Learning Sub-structures of Document Semantic Graphs
for Document Summarization
Jure Leskovec, Marko Grobelnik and Natasa Milic-Frayling
In: LinkKDD 2004, 22-25 Aug - 2004, Seattle.
In this paper we present a method for summarizing document by
creating a semantic graph of the original document and
identifying the substructure of such a graph that can be used to
extract sentences for a document summary. We start with deep
syntactic analysis of the text and, for each sentence, extract
logical form triples, subject–predicate–object. We then apply
cross-sentence pronoun resolution, co-reference resolution, and
semantic normalization to refine the set of triples and merge them
into a semantic graph. This procedure is applied to both
documents and corresponding summary extracts. We train linear
Support Vector Machine on the logical form triples to learn how
to extract triples that belong to sentences in document summaries.
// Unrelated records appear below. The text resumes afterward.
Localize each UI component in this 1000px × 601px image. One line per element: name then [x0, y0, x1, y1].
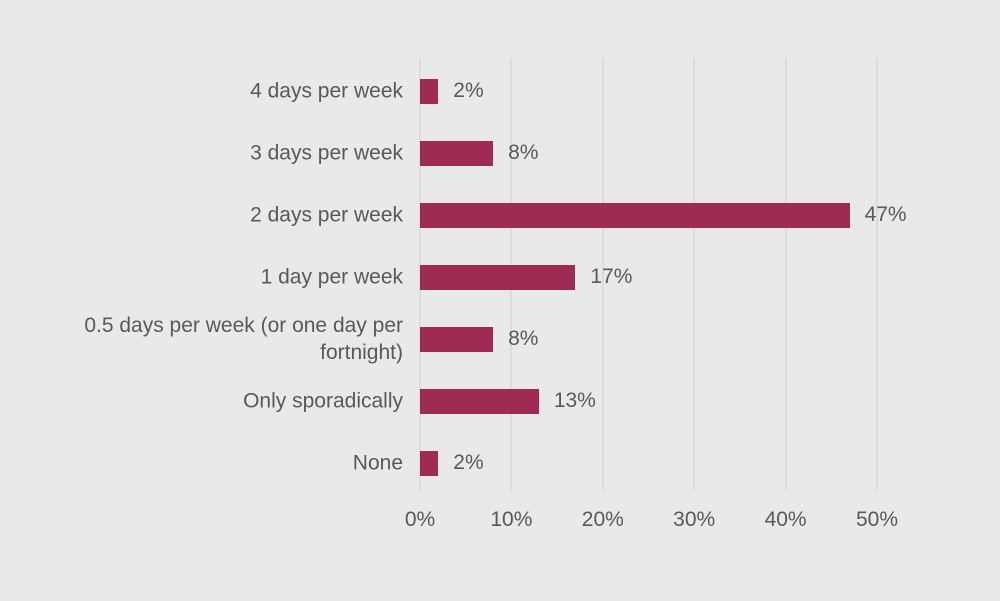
bar: [420, 264, 576, 290]
value-label: 8%: [508, 327, 539, 350]
value-label: 13%: [553, 389, 596, 412]
category-label: 3 days per week: [250, 141, 403, 165]
x-tick-label: 30%: [673, 508, 716, 531]
x-tick-label: 10%: [490, 508, 533, 531]
gridline: [693, 58, 696, 490]
category-label: None: [352, 451, 403, 475]
value-label: 2%: [453, 451, 484, 474]
x-tick-label: 40%: [764, 508, 807, 531]
category-label: Only sporadically: [243, 389, 403, 413]
category-label: 1 day per week: [260, 265, 403, 289]
bar: [420, 202, 850, 228]
bar: [420, 326, 494, 352]
bar: [420, 450, 439, 476]
value-label: 47%: [864, 203, 907, 226]
bar: [420, 78, 439, 104]
x-tick-label: 0%: [404, 508, 436, 531]
value-label: 8%: [508, 141, 539, 164]
category-label: 0.5 days per week (or one day per fortni…: [84, 314, 403, 364]
category-label: 4 days per week: [250, 79, 403, 103]
category-label: 2 days per week: [250, 203, 403, 227]
bar: [420, 388, 539, 414]
value-label: 17%: [590, 265, 633, 288]
bar: [420, 140, 494, 166]
x-tick-label: 50%: [855, 508, 899, 531]
gridline: [601, 58, 604, 490]
gridline: [876, 58, 878, 490]
value-label: 2%: [453, 79, 484, 102]
gridline: [784, 58, 787, 490]
x-tick-label: 20%: [581, 508, 624, 531]
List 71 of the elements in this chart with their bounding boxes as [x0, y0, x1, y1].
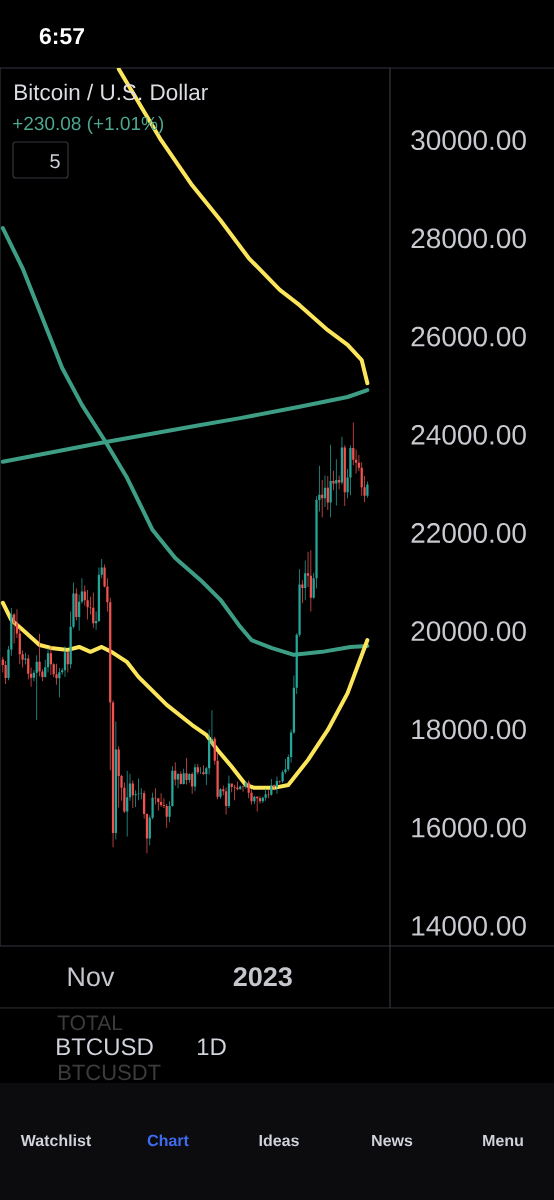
candlestick — [75, 588, 78, 621]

The classifier is then used for automatic creation of document
summaries of test data. Our experiments with the DUC 2002 data
show that increasing the set of attributes to include semantic
properties and topological graph properties of logical triples
yields statistically significant improvement of the micro-average
F1 measure for the extracted summaries. We also observe that
attributes describing various aspects of semantic graph are
weighted highly by SVM in the learned model.